Fight for race equality is ‘bigger than party politics’

Anas Sarwar said politicians must no longer only speak up when abuse is aimed at members of their own party.

A Labour MSP has called for party politics to be left behind in the fight for racial equality in Scotland.

Anas Sarwar said politicians must no longer only speak up when abuse is aimed at members of their own party.

Speaking on Good Morning Scotland on Saturday, Mr Sarwar also called for a race disparity audit to be carried out to ascertain the levels of representation of the BAME community in Scotland’s institutions and private sector.

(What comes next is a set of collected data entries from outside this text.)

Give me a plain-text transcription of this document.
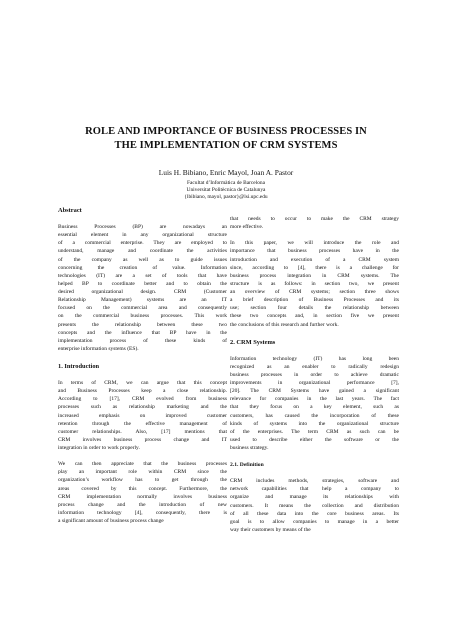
ROLE AND IMPORTANCE OF BUSINESS PROCESSES IN
THE IMPLEMENTATION OF CRM SYSTEMS
Luis H. Bibiano, Enric Mayol, Joan A. Pastor
Facultat d’Informàtica de Barcelona
Universitat Politècnica de Catalunya
{lbibiano, mayol, pastor}@lsi.upc.edu
Abstract
Business Processes (BP) are nowadays an
essential element in any organizational structure
of a commercial enterprise. They are employed to
understand, manage and coordinate the activities
of the company as well as to guide issues
concerning the creation of value. Information
technologies (IT) are a set of tools that have
helped BP to coordinate better and to obtain the
desired organizational design. CRM (Customer
Relationship Management) systems are an IT
focused on the commercial area and consequently
on the commercial business processes. This work
presents the relationship between these two
concepts and the influence that BP have in the
implementation process of these kinds of
enterprise information systems (ES).
1. Introduction
In terms of CRM, we can argue that this concept
and Business Processes keep a close relationship.
According to [17], CRM evolved from business
processes such as relationship marketing and the
increased emphasis on improved customer
retention through the effective management of
customer relationships. Also, [17] mentions that
CRM involves business process change and IT
integration in order to work properly.
We can then appreciate that the business processes
play an important role within CRM since the
organization’s workflow has to get through the
areas covered by this concept. Furthermore, the
CRM implementation normally involves business
process change and the introduction of new
information technology [4], consequently, there is
a significant amount of business process change
that needs to occur to make the CRM strategy
more effective.
In this paper, we will introduce the role and
importance that business processes have in the
introduction and execution of a CRM system
since, according to [4], there is a challenge for
business process integration in CRM systems. The
structure is as follows: in section two, we present
an overview of CRM systems; section three shows
a brief description of Business Processes and its
use; section four details the relationship between
these two concepts and, in section five we present
the conclusions of this research and further work.
2. CRM Systems
Information technology (IT) has long been
recognized as an enabler to radically redesign
business processes in order to achieve dramatic
improvements in organizational performance [7],
[20]. The CRM Systems have gained a significant
relevance for companies in the last years. The fact
that they focus on a key element, such as
customers, has caused the incorporation of these
kinds of systems into the organizational structure
of the enterprises. The term CRM as such can be
used to describe either the software or the
business strategy.
2.1. Definition
CRM includes methods, strategies, software and
network capabilities that help a company to
organize and manage its relationships with
customers. It means the collection and distribution
of all these data into the core business areas. Its
goal is to allow companies to manage in a better
way their customers by means of the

The Labour MSP, who has frequently worked alongside SNP MSP and justice secretary Humza Yousaf, said: “Some things are beyond party politics.

“This is bigger than Labour versus Tory versus SNP, it’s bigger than yes versus no, it’s bigger than leave versus remain.

“I don’t care which one of those camps you are in, I’ll work with you if you’re an anti-racist and you want to fight for a safer society.

“But, at the same time, we’ve got to accept that for too many people silence is an option. Silence can’t be an option.

“Sadly, in our politics, too many of our colleagues – I meant this in my own political party but every other political party as well – judge their condemnation or their solidarity based on the politics or perceived politics of the perpetrator or the victim.

“We can’t have that any more. We either call it out no matter where it’s coming from or who it’s against, or we don’t.

“If you do judge it on that basis then, I’m sorry, you’re part of the problem.”

His comments came as protests continued across the world calling for racial equality following the death of George Floyd in the US on May 25.

A debate in the Scottish Parliament on Thursday designed to show solidarity with the Black Lives Matter movement ended with the justice secretary reciting the final words of Mr Floyd.

During his own speech on Thursday, Mr Sarwar listed a number of positions in Scotland not held by anyone from the BAME community, including head teachers, heads of public sector bodies and principals of colleges and universities.

Asked what could be done to improve the situation, Mr Sarwar listed a number of possibilities including a race disparity audit, more mentoring for people in the BAME community and anonymous CVs.

He also said there could be scope to bring in the so-called Rooney rule, a regulation used by the governing body of American football which means a member of the BAME community must be shortlisted for head coaching positions.